The Safekeep

The Safekeep

by: Yael Can Der Wouden

May 28, 2024, Avid Reader Press

272 pages

It’s a tricky thing for an author to let us hate his or her main characters. Yet somehow Yael Van Der Wouden opens her absolutely stunning debut novel The Safekeep by doing just that. The novel is told through eyes of Isabel, who strikes the reader as extremely paranoid, stodgy, and overall just plain rude. Which does not bode well for her when her brother dumps his girlfriend, Eva, on her for the summer at their family home. Seen through Isabel’s eyes, Eva is loud, uncouth, and particularly grating. I hated them both instantly. Yet by the end of the book I loved them so fiercely I would literally put myself between them and harm. It’s quite the feat.

The Safekeep is described as horror, mystery, erotica, literary, and just about everything in between. For me, I never felt the creeping dread or mystery that other readers report experiencing, but this is likely due to my particular family background. I understood where this was going from the first chapter. At the point when most of my fellow readers gasped in shock, I simply nodded in recognition. The only difference between me and Eva is that for my family you can replace the words “taxes” and “bureaucracy” with the names of various firearms. There are reasons I don’t visit certain countries despite them being locations my grandparents once lived. So I’m having a hard time placing this particular novel into a neat category, but I don’t have any difficulty describing it. It is magnificent. It is queer. It is full of longing, and also forgiveness. It is vicious, and it is gentle, and it will alter you forever. 

Part of what underscored the plot is the interplay of hate and desire. The things that I hated when I met Isabel and Eva were the things about them that I knew lived somewhere deeply within myself – Isabel’s hoarding tendencies, and social anxiety. Eva’s inability to get her manners right in upscale society. Those things are a part of me too. I’m too shy, too loud, too much, too Jewish, too formerly poor to ever feel like I fit in. I am all too familiar with how one can both hate and love themselves. What I recognized most in both of them though, was the desire that lurks in their hearts. For Isabel, she misreads her own desires as loathing, channels them into cherishing objects. When Eva presents her with an actual outlet for all that pent up longing it releases with all the pent up energy of a volcano erupting. For Eva, desire is more complicated. Without spoiling the entire plot, let’s just say when Eva thinks she desires possessions I suspect she actually wants the security they represent. Not just physically, she well knows that safety can be a transient thing, but emotionally. To be secure in the presence of the people she loves. To have her desire received and reciprocated. Essentially, to be wanted.

If you have had the fortune, (or misfortune as the case may be), to experience this kind of want you’ll know that no object can fulfill it. You options are limited. You can pray you find a person (or persons) that can make even a dent in that yawning chasm of desire. You can accept that the yearning will always be a part of you, smoldering below the surface, waiting for a chance to burn you whole. Or you can be like me and let it out by writing stories about Jewish girls kissing on spaceships while they low key dabble in mysticism. As a coping mechanism, it is adequate, but I can’t say I highly recommend it. 

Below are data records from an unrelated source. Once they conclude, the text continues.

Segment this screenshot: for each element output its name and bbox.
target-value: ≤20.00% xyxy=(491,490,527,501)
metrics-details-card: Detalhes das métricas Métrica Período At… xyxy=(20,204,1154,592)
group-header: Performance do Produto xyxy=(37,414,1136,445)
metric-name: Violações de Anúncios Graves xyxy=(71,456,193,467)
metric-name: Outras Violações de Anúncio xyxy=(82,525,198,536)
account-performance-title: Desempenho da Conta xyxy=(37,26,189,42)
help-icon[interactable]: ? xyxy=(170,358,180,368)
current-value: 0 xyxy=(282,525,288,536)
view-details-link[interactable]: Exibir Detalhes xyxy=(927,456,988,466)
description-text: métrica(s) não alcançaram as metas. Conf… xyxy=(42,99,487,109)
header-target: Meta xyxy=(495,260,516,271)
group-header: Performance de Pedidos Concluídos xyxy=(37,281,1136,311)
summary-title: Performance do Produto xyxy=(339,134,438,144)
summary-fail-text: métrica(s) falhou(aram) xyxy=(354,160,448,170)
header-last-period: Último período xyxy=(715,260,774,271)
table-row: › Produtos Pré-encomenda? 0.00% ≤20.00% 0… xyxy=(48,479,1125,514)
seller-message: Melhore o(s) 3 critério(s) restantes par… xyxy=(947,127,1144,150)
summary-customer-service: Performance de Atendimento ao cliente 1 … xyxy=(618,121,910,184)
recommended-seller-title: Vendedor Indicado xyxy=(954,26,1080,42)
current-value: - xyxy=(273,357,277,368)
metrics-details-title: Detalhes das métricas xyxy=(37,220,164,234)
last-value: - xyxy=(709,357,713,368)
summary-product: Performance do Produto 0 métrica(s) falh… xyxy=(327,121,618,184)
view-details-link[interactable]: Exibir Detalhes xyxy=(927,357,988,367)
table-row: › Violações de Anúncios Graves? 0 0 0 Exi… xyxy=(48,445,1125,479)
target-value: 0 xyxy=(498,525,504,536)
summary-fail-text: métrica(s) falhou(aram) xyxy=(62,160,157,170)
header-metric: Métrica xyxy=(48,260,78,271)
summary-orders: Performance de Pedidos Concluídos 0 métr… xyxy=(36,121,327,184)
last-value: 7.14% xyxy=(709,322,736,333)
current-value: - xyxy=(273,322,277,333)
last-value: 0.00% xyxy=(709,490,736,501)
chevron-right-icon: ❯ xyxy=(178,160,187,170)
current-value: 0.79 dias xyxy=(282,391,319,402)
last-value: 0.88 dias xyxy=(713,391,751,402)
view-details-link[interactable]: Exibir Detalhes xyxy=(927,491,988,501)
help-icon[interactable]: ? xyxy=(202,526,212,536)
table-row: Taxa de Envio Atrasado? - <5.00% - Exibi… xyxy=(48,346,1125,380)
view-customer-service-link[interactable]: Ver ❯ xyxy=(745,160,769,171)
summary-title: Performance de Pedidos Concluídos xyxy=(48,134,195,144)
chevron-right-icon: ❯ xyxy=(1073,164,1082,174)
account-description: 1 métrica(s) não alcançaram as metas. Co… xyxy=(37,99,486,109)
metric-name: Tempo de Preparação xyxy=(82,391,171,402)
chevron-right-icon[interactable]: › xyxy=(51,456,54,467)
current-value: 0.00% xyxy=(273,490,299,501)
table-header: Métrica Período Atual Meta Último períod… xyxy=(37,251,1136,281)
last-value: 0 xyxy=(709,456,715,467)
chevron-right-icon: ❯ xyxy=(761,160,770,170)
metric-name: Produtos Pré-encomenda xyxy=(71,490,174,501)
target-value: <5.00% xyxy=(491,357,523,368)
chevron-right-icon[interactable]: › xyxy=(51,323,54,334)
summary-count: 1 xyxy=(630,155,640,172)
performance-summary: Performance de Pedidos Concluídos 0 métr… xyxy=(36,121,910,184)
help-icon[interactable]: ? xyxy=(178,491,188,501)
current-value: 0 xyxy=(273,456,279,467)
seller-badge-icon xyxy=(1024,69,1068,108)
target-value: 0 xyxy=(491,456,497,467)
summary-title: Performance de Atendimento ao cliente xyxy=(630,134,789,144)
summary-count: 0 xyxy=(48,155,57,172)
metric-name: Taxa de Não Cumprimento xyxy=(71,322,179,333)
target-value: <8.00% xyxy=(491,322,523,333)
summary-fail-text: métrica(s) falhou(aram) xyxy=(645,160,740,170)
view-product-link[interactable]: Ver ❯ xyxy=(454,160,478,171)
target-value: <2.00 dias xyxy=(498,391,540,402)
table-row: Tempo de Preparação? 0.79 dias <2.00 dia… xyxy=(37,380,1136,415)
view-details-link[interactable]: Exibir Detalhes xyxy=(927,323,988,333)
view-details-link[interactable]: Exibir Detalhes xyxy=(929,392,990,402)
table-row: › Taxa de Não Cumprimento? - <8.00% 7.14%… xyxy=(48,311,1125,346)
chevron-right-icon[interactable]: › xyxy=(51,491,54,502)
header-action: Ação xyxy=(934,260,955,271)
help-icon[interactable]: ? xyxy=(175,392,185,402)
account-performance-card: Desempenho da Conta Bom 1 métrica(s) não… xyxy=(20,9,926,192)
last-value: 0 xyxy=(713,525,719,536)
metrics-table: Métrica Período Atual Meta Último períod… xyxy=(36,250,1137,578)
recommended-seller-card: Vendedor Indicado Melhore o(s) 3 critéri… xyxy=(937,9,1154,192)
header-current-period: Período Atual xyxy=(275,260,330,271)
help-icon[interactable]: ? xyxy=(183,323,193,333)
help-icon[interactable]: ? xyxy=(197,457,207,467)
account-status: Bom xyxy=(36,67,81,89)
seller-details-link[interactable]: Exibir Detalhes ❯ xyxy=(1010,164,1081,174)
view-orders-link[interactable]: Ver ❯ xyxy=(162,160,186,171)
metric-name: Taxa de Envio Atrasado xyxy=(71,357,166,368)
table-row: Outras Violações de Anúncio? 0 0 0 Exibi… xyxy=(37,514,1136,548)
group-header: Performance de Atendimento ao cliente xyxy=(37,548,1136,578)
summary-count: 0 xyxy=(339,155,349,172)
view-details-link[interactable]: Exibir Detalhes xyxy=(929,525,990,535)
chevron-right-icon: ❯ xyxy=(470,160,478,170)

In the end, the joke is on me for waiting all those months to read The Safekeep because my library hold took forever. Because the thing I want right now is a copy of the book, which I have indeed ordered, so that I can carry around with me like a security blanket in case I miraculously run into the author (who I think doesn’t even live on my continent?) so I can be too embarrassed to approach and get it singed anyway. I suggest you go read it, so that you too can be forever changed and forever wanting.